News / USA

    Hurricane Irene Bears Down on Millions in Eastern US

    Sean Maroney

    Tens of millions of people in the eastern United States are bracing for Hurricane Irene, which forecasters say could be the biggest storm to strike the area in more than half a century.  It brings the threat of heavy wind, rain and flooding after punishing the Caribbean late Thursday with winds as high as 185 kilometers per hour. 

    NOAA video on Hurricane Irene's path



    U.S. weather forecasters say they expect Hurricane Irene to affect some 65 million people along the east coast in the coming days.

    State of Emergency


    The governors of North Carolina, Virginia, Maryland, New Jersey and New York have all declared states of emergency in order to free up resources for disaster relief.

    The U.S. National Hurricane Center says Irene has slightly weakened, with maximum sustained winds of 175 kilometers an hour, but it remains a dangerous category two storm on a five-point scale measuring a storm's intensity and potential destructive power.  Forecasters expect it to strengthen as it nears the North Carolina coast.  

    Irene has killed at least one person in Puerto Rico and two in the Dominican Republic. 

    American Red Cross spokesman Chris Osborne describes the enormity of the storm, speaking with VOA by phone outside late Thursday from the North Carolina coast.

    "This hurricane stands to possibly affect the entire eastern seaboard.  The Red Cross has already prepositioned more than 200 emergency response vehicles and lots of volunteers, dozens, I should even say hundreds of volunteers.  And so certainly we are looking at this, monitoring it minute by minute, hour by hour," he said.

    What you should do


    Osborne says his organization has warned everyone in the storm's path to get a disaster kit, make a family emergency plan and listen to local officials regarding evacuations.

    He says the Red Cross is hoping for the best, while expecting the worst, and that it is positioned to respond to any affected areas.

    "One of the good things about a hurricane is that we consider it a slow-moving disaster, which means that we have a little lead time to get ready and prep and get people and supplies in the right place.  We will be here until the job is done," he said.

    Concerns

    Hurricane Irene is the second natural disaster to affect the eastern U.S. within the past week.  On Tuesday, the biggest earthquake in more than a century struck the region, shocking many residents who now find themselves in the path of the storm.

    Although damage was minimal in the 5.8 magnitude quake, authorities were concerned that high mobile phone usage jammed networks causing service to fail for many in the Washington area.

    Despite this threat, Osborne says his organization still is encouraging people to use its website and mobile phone services for help during the storm.

    "We know that cell phone service can sometimes be sketchy, but a lot of times, cell phone service is the quickest thing to get back up and running so that's always a good alternative to communicate with the Red Cross and find out how we can help," he said.

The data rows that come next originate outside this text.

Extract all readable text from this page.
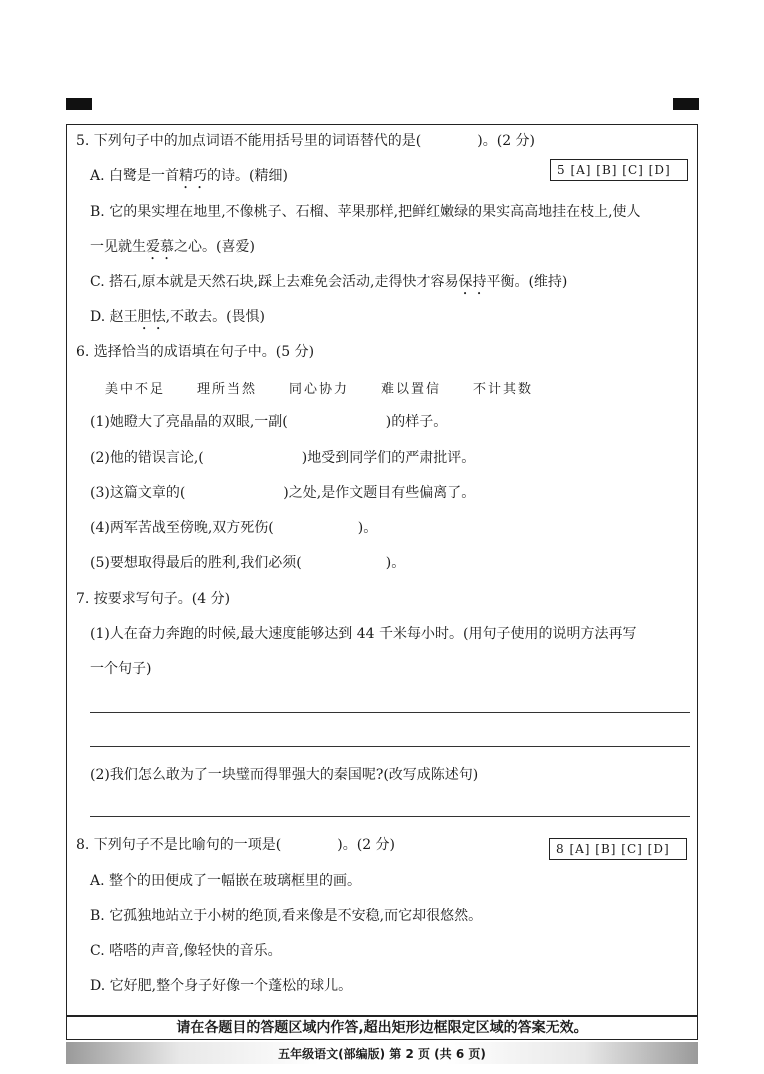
5. 下列句子中的加点词语不能用括号里的词语替代的是(　　　　)。(2 分)
5 [A] [B] [C] [D]
A. 白鹭是一首精巧的诗。(精细)
B. 它的果实埋在地里,不像桃子、石榴、苹果那样,把鲜红嫩绿的果实高高地挂在枝上,使人
一见就生爱慕之心。(喜爱)
C. 搭石,原本就是天然石块,踩上去难免会活动,走得快才容易保持平衡。(维持)
D. 赵王胆怯,不敢去。(畏惧)
6. 选择恰当的成语填在句子中。(5 分)
美中不足	理所当然	同心协力	难以置信	不计其数
(1)她瞪大了亮晶晶的双眼,一副(　　　　　　　)的样子。
(2)他的错误言论,(　　　　　　　)地受到同学们的严肃批评。
(3)这篇文章的(　　　　　　　)之处,是作文题目有些偏离了。
(4)两军苦战至傍晚,双方死伤(　　　　　　)。
(5)要想取得最后的胜利,我们必须(　　　　　　)。
7. 按要求写句子。(4 分)
(1)人在奋力奔跑的时候,最大速度能够达到 44 千米每小时。(用句子使用的说明方法再写
一个句子)
(2)我们怎么敢为了一块璧而得罪强大的秦国呢?(改写成陈述句)
8. 下列句子不是比喻句的一项是(　　　　)。(2 分)	8 [A] [B] [C] [D]
A. 整个的田便成了一幅嵌在玻璃框里的画。
B. 它孤独地站立于小树的绝顶,看来像是不安稳,而它却很悠然。
C. 嗒嗒的声音,像轻快的音乐。
D. 它好肥,整个身子好像一个蓬松的球儿。
请在各题目的答题区域内作答,超出矩形边框限定区域的答案无效。
五年级语文(部编版) 第 2 页 (共 6 页)
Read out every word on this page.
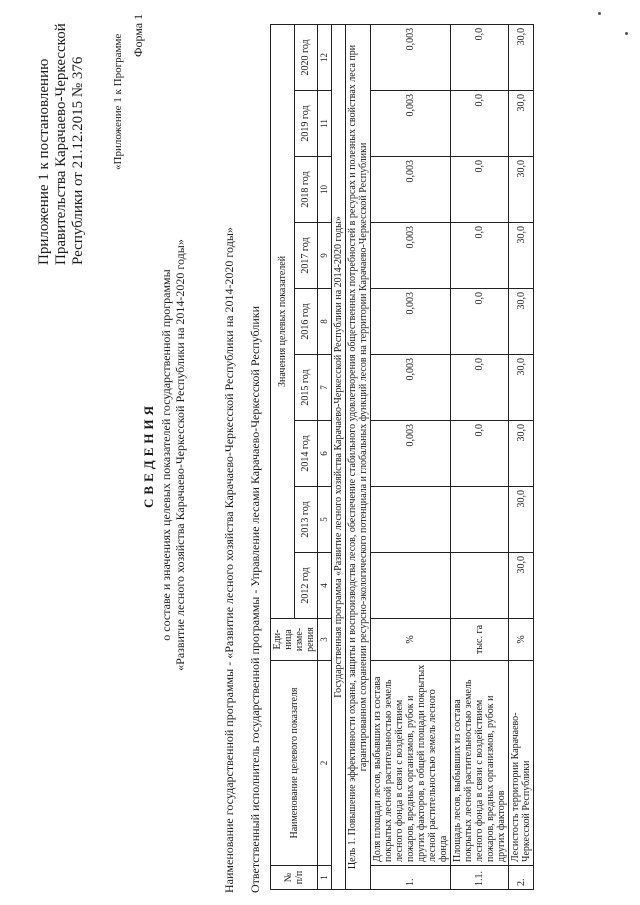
Приложение 1 к постановлению Правительства Карачаево-Черкесской Республики от 21.12.2015 № 376 «Приложение 1 к Программе Форма 1
СВЕДЕНИЯ о составе и значениях целевых показателей государственной программы «Развитие лесного хозяйства Карачаево-Черкесской Республики на 2014-2020 годы»	Наименование государственной программы - «Развитие лесного хозяйства Карачаево-Черкесской Республики на 2014-2020 годы» Ответственный исполнитель государственной программы - Управление лесами Карачаево-Черкесской Республики № п/п	Наименование целевого показателя	Еди-ница изме-рения	Значения целевых показателей								
			2012 год	2013 год	2014 год	2015 год	2016 год	2017 год	2018 год	2019 год	2020 год
1	2	3	4	5	6	7	8	9	10	11	12
Государственная программа «Развитие лесного хозяйства Карачаево-Черкесской Республики на 2014-2020 годы»											
Цель 1. Повышение эффективности охраны, защиты и воспроизводства лесов, обеспечение стабильного удовлетворения общественных потребностей в ресурсах и полезных свойствах леса при гарантированном сохранении ресурсно-экологического потенциала и глобальных функций лесов на территории Карачаево-Черкесской Республики											
1.	Доля площади лесов, выбывших из состава покрытых лесной растительностью земель лесного фонда в связи с воздействием пожаров, вредных организмов, рубок и других факторов, в общей площади покрытых лесной растительностью земель лесного фонда	%			0,003	0,003	0,003	0,003	0,003	0,003	0,003
1.1.	Площадь лесов, выбывших из состава покрытых лесной растительностью земель лесного фонда в связи с воздействием пожаров, вредных организмов, рубок и других факторов	тыс. га			0,0	0,0	0,0	0,0	0,0	0,0	0,0
2.	Лесистость территории Карачаево-Черкесской Республики	%	30,0	30,0	30,0	30,0	30,0	30,0	30,0	30,0	30,0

    Irene is the first hurricane to seriously threaten the United States in three years.

    The head of the U.S. Federal Emergency Management Agency predicts the storm will have an impact "well inland," both from flooding and winds, which can topple trees and cause power outages.  Authorities also warn that recent heavy rains across much of the east coast could compound the flooding.

    In the meantime, Hurricane Irene has disrupted planned events up-and-down the east coast, including the dedication in Washington of the new memorial  to the famed U.S. civil rights leader, Rev. Dr. Martin Luther King Jr., which had been scheduled for Sunday.